1994 was a pivotal year for me. At the age of 16, I saw the release of three of my all-time favorite gay movies: The Adventures of Priscilla: Queen of the Desert, Les Roseaux Sauvages (Wild Reeds) and Fresa y Chocolate (Strawberry and Chocolate). I also saw the release of the album Snivilisation by Orbital, one of my favorite electronica CDs: Orbital cries out against a society that masks corruption and the hypocrisy of the status quo. I felt like I was living in the midst of a sort of revolution – a revolution I felt deep within me

1994 was also the year I went to my first queer dance club. I will never forget the adrenalin rush and the fear that someone from my small – but ubiquitous – Jewish community might be there watching me. I ran towards the cashier, paid the entrance fee and stormed into the abandoned warehouse that catapulted me into a new dimension of thought, perception and understanding. Those gates opened for me a life that, until that moment, I didn’t know existed. Inside those gates, I witnessed a previously unimagined pluralism of colors, people and genders. Life was booming. Some concepts died, some assumptions were challenged. It was life beyond the hetero-normative spectrum of falsified certainties. 1994 was also the year that I came out of the closet.
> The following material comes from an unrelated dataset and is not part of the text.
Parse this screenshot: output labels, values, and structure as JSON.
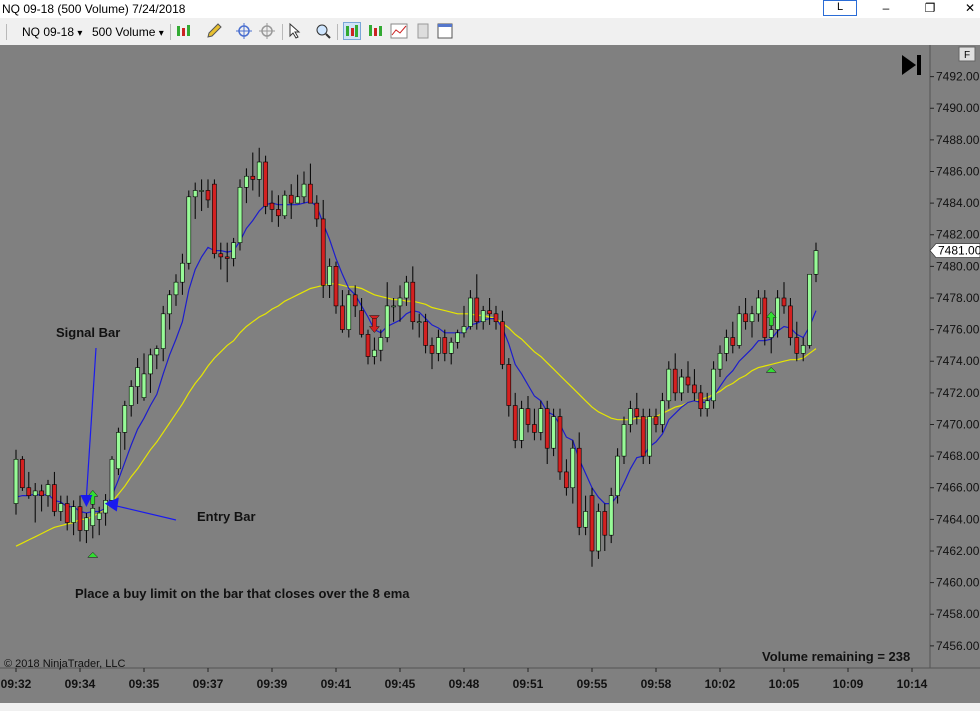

“Although Joseph recognized his brothers, they did not recognize him” (Genesis 42:8)

Over the years, I’ve heard many stories from friends about running into their neighbors, uncles, cousins, brothers and sisters at gay clubs and parties. Re-reading this week’s portion, I recalled the story of a drag queen who hosted a gay party at a popular club. She told me that the most shocking night of her life was the night she saw her hyper-masculine and homophobic brother walk into her club hand in hand with his boyfriend. He stopped and stared at her, in all her exuberant grace and splendor, and gave her a gleeful smile without having the slightest idea that the drag queen standing in front of him was his “brother.”

“Now Joseph was the governor of the land, the one who sold grain to all its people. So when Joseph’s brothers arrived, they bowed down to him with their faces to the ground.” (Genesis 42:6)

In this week’s portion, Joseph’s brothers stand face to face with him. Although they look each other in the eye, Joseph’s brothers remain unaware that the man they’re bowing down to is Joseph – the brother they sold into slavery and who was now full of splendor and grace. But was Joseph happy? With power, glory and wealth, what else was missing in his life?

We know that Joseph spent two years in prison and seven years of glory in Egypt, but he never sought to reconnect with his father and his brothers all that time. Why was it that he waited so long to inquire about his family? Why did he wait such a long time to try to get closer to the family that had sold him and turned their backs on him?

“They said to one another – ‘Surely we are being punished because of our brother. We saw how distressed he was when he pleaded with us for his life, but we would not listen.’” (Genesis 42:21)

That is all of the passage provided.